Le soleil s’était couché sur ces entrefaites, et la nuit était complètement tombée. Les deux hommes se rapprochèrent de leurs chevaux dont ils passèrent la bride dans leurs bras, afin de les empêcher de s’éloigner, et ils se mirent d’un commun accord à marcher au petit pas auprès l’un de l’autre dans la direction du Rio-Trinidad.

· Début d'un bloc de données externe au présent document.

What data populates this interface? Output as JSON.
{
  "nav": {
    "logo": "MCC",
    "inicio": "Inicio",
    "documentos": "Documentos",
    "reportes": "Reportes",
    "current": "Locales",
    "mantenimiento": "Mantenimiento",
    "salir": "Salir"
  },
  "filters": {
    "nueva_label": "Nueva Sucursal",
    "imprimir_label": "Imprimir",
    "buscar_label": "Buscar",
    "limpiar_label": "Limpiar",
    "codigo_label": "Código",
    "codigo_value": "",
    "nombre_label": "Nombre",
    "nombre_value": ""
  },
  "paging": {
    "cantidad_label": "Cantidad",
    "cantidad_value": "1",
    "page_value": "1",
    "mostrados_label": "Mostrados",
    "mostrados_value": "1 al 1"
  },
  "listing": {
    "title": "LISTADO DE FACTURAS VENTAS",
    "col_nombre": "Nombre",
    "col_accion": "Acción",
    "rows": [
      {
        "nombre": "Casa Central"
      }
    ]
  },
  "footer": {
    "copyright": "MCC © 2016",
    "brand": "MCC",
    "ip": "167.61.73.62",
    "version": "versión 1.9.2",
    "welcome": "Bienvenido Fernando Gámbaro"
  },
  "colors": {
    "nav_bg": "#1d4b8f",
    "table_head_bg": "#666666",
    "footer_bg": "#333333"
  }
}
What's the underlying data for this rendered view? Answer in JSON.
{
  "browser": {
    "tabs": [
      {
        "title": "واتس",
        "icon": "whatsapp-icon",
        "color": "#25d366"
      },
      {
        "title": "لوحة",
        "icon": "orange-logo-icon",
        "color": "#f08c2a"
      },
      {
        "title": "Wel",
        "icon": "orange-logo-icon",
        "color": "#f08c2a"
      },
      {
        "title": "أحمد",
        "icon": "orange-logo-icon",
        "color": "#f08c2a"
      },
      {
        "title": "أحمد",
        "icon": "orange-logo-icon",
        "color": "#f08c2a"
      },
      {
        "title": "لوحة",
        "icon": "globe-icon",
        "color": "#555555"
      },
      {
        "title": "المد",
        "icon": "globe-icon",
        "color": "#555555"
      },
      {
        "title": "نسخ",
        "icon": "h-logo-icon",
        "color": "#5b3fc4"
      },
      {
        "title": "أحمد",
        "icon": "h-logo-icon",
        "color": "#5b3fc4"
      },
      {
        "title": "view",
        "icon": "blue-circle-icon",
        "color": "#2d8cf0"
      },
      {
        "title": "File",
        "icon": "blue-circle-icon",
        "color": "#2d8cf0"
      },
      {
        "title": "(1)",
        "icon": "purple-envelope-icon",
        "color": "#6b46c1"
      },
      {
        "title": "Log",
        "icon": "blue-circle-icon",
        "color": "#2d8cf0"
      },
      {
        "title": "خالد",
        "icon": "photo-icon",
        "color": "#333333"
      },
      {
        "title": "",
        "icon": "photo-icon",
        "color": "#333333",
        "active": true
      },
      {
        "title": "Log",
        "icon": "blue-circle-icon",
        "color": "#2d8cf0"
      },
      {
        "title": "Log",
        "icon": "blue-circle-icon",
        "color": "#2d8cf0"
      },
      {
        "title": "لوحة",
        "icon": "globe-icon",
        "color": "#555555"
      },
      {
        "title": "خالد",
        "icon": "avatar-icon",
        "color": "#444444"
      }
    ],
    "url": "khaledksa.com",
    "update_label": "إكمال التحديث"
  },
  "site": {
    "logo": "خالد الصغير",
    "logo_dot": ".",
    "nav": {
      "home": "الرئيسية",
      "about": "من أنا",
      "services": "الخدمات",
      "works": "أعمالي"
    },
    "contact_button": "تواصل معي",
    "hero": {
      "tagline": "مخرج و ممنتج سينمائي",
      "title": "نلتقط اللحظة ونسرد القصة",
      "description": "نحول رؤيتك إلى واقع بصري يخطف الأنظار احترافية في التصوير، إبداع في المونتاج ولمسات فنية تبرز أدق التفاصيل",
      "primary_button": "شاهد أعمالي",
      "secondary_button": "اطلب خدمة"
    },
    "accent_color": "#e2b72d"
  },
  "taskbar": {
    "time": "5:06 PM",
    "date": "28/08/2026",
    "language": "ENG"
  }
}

La nuit était claire, le ciel pailleté d’une profusion d’étoiles brillantes, l’atmosphère d’une transparence infinie ; c’était en un mot une de ces nuits américaines si pleines d’acres senteurs et de douces rêveries.

Les jeunes gens se laissaient, malgré eux, aller au charme enivrant de cette tiède soirée. Tout à leurs pensées, ils ne songeaient ni l’un ni l’autre à reprendre un entretien brusquement terminé par un parole acerbe.

Depuis assez longtemps déjà ils marchaient ainsi, lorsqu’ils arrivèrent à un coude de la route où le sentier qu’ils suivaient se divisait en plusieurs branches.

Ils s’arrêtèrent.

— C’est ici qu’il faut nous séparer, don Juan, dit le Jaguar, car nous ne suivons probablement pas la même route.